In deepwater oil wells, thermodynamic conditions are favorable for the formation of hydrates which tend to agglomerate and eventually plug pipelines. One of the offshore industry’s major concerns is how to eliminate hydrate plugs from pipelines after they form due to the difficulty and costly nature of the hydrate remediation techniques. Different remediation strategies, such as melting, depressurization and inhibitors, may be implemented but little is known about the properties of the plug, mainly, the effective porosity and permeability to gas or liquids, and therefore, little is known about the most efficient dissociation methods under certain conditions. The main objective of this proposal is to bridge the knowledge gap between plug characterization and dissociation, leading to the selection of the most effective plug dissociation method for different plug scenarios.

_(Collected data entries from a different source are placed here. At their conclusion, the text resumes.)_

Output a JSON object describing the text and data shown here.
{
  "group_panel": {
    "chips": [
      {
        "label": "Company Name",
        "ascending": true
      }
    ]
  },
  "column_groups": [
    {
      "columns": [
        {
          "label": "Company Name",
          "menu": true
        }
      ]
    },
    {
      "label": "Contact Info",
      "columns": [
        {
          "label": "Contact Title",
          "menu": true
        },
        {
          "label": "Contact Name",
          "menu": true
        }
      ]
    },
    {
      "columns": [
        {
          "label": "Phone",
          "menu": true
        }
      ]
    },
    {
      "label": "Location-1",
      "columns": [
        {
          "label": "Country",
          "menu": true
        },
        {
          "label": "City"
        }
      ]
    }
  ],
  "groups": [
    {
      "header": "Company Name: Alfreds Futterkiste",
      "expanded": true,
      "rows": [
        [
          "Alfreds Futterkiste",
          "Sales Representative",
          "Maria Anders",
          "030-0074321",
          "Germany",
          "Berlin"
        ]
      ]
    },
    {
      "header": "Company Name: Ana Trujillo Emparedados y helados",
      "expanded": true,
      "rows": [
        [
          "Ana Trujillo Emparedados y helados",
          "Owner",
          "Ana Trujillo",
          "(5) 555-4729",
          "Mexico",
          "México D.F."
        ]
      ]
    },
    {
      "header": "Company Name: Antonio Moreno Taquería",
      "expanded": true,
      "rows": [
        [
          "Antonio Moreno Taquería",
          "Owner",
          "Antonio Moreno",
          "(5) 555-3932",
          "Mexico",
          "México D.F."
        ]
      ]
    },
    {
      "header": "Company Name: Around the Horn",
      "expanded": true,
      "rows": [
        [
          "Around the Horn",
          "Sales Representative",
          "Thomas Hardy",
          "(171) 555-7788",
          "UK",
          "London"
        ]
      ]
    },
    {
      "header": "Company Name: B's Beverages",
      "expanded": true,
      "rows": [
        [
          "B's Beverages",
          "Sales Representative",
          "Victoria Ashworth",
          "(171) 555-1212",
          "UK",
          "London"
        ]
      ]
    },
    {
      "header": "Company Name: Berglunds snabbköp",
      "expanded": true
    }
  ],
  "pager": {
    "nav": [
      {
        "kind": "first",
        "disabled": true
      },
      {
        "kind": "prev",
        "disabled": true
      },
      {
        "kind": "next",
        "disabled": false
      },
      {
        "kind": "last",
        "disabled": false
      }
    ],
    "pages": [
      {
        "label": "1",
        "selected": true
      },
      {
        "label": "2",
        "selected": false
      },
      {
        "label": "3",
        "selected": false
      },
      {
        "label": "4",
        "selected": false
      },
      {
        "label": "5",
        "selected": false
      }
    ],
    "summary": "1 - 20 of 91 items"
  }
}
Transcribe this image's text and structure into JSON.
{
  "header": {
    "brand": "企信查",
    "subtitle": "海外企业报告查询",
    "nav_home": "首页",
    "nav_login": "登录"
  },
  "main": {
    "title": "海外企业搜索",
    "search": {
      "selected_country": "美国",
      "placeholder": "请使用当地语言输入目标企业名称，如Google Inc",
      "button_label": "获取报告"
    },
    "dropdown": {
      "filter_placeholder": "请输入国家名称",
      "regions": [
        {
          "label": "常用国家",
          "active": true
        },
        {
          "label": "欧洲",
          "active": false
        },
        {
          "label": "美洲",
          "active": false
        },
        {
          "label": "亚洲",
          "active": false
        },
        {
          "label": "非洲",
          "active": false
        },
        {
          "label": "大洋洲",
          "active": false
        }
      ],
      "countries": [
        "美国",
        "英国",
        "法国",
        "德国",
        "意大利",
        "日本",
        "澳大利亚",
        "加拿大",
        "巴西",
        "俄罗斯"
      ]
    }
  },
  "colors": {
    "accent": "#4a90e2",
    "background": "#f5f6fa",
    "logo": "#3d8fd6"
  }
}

The University of Tulsa will utilize its Flow Assurance Loop (FAL) to conduct the work proposed in this study with some minor modifications. The facility consists of a 3” pipe flow loop mounted on an 80-ft long tilt table. The flow path is 160-ft long and fluids can be set in motion by a Leistritz twin-screw multiphase pump or by the rocking motion of the flow loop deck. The process building contains all the equipment necessary to charge oil, water, and gas into the flow loop. The control trailer contains all the data acquisition modules and the operator computer interface.

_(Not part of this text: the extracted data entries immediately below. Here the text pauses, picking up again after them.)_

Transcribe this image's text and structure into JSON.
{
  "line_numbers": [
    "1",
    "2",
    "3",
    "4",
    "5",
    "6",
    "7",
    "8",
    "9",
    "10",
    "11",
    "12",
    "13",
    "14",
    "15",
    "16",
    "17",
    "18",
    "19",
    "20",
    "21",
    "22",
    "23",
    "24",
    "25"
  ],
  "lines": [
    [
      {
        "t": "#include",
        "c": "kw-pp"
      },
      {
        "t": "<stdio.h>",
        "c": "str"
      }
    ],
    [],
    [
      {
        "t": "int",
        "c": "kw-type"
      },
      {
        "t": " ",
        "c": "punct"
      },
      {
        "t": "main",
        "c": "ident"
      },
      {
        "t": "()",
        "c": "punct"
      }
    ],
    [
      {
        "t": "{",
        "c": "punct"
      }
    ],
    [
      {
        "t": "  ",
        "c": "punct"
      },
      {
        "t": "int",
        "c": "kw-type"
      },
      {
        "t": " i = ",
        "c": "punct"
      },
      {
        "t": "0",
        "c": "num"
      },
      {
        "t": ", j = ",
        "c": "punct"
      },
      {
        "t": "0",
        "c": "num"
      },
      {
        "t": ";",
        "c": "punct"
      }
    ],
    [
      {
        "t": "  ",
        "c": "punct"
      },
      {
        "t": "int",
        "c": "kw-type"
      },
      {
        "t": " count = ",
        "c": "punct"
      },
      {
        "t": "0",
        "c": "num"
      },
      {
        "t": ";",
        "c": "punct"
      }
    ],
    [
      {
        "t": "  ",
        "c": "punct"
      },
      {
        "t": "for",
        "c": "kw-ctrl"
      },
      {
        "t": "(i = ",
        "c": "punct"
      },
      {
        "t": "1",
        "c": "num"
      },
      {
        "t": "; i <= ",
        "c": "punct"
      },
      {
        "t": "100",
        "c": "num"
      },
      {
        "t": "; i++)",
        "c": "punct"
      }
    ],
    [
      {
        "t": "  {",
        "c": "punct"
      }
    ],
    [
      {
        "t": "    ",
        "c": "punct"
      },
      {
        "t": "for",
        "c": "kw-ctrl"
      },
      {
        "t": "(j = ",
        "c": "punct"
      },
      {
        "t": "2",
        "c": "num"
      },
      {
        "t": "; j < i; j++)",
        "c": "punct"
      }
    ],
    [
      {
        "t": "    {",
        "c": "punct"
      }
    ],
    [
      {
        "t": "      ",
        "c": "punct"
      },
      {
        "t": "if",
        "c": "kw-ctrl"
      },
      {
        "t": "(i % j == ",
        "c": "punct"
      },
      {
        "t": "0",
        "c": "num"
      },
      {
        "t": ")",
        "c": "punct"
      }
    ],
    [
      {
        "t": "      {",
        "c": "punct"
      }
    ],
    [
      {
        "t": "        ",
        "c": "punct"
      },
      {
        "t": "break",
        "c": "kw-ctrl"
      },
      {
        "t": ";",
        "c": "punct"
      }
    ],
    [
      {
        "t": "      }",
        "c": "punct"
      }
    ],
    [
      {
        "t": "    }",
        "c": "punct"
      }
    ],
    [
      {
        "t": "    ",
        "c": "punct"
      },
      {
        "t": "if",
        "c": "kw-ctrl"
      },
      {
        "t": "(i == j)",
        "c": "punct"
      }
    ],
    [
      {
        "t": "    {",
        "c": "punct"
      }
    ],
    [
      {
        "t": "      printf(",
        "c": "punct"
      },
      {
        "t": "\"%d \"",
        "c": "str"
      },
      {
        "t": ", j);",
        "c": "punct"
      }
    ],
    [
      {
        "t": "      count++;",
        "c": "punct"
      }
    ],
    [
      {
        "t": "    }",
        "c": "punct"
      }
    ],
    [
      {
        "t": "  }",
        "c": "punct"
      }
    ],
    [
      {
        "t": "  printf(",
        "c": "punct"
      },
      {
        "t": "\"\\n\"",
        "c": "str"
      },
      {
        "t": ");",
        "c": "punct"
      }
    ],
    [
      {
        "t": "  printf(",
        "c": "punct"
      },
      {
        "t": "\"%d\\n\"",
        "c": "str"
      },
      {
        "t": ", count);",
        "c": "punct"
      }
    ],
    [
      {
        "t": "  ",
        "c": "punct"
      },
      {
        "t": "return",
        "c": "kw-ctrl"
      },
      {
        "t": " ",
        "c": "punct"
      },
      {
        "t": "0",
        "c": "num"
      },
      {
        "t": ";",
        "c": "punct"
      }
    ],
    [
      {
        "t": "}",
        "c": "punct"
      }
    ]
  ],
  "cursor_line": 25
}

Solid hydrate plugs will be formed in the high pressure flow loop by installing a witch’s hat. The length and density of the plug will be obtained by using a scanning gamma densitometer to obtain porosity values for the plug. A new fluid handling system, composed of a heat exchanger, a three phase separator, and a volumetric tank, will be utilized for displacing the liquids out of the system by injecting gas. Pressure drop data will be acquired after all the mobile liquids are displaced leaving only trapped liquid in the plug. Permeability values will be calculated from the pressure drop data and plug length measurements. Finally, different dissociation strategies will be applied to the plug, mainly, depressurization, wall heating and inhibitor injections (MEG and Methanol). A comparison of the dissociation times will be provided.

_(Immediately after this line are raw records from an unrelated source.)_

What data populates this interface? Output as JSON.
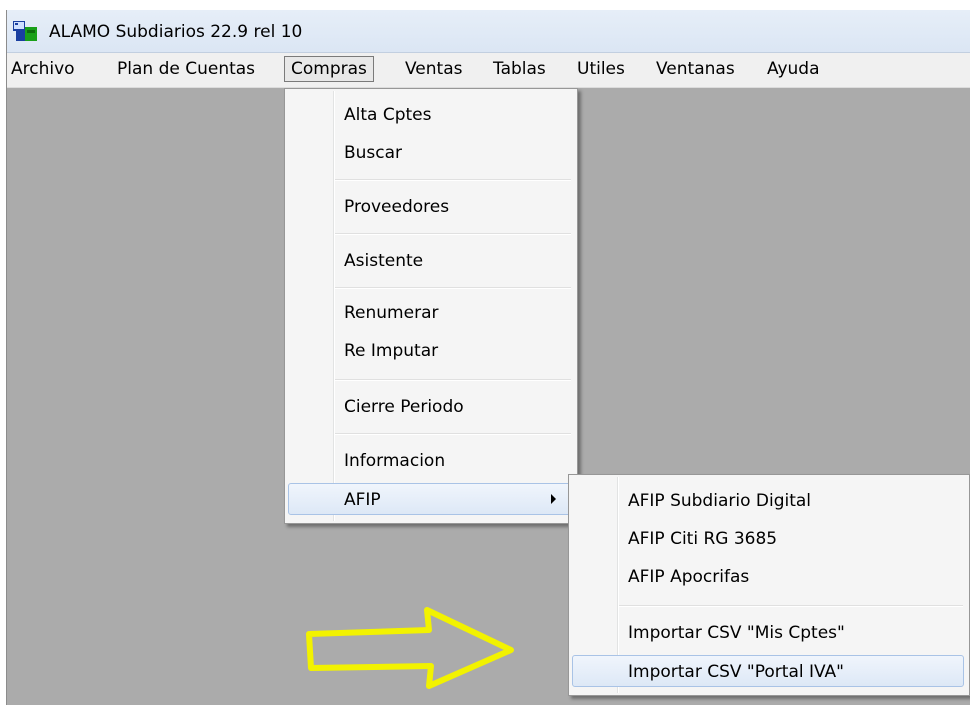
{
  "window": {
    "title": "ALAMO Subdiarios 22.9 rel 10",
    "icon": "alamo-app-icon"
  },
  "menubar": {
    "items": [
      {
        "label": "Archivo"
      },
      {
        "label": "Plan de Cuentas"
      },
      {
        "label": "Compras",
        "open": true
      },
      {
        "label": "Ventas"
      },
      {
        "label": "Tablas"
      },
      {
        "label": "Utiles"
      },
      {
        "label": "Ventanas"
      },
      {
        "label": "Ayuda"
      }
    ]
  },
  "compras_menu": {
    "items": [
      {
        "label": "Alta Cptes"
      },
      {
        "label": "Buscar"
      },
      {
        "label": "Proveedores"
      },
      {
        "label": "Asistente"
      },
      {
        "label": "Renumerar"
      },
      {
        "label": "Re Imputar"
      },
      {
        "label": "Cierre Periodo"
      },
      {
        "label": "Informacion"
      },
      {
        "label": "AFIP",
        "submenu": true,
        "highlighted": true
      }
    ]
  },
  "afip_submenu": {
    "items": [
      {
        "label": "AFIP Subdiario Digital"
      },
      {
        "label": "AFIP Citi RG 3685"
      },
      {
        "label": "AFIP Apocrifas"
      },
      {
        "label": "Importar CSV \"Mis Cptes\""
      },
      {
        "label": "Importar CSV \"Portal IVA\"",
        "highlighted": true
      }
    ]
  },
  "annotation": {
    "arrow_icon": "yellow-outline-arrow-icon",
    "arrow_color": "#f2f200"
  },
  "colors": {
    "workspace": "#ababab",
    "menu_bg": "#f5f5f5",
    "highlight_border": "#a9c3e6"
  }
}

Knowledge of typical plug characterization, permeability and porosity, will be the key to evaluate the feasibility of some dissociation techniques. This research will introduce a new technology to characterize hydrate plugs and criteria for selecting the most effective dissociation technique. A graduate engineer will enter the industry with knowledge of how hydrate plugs form, what are plug properties and state of the art knowledge of the best approach to remediate the plug.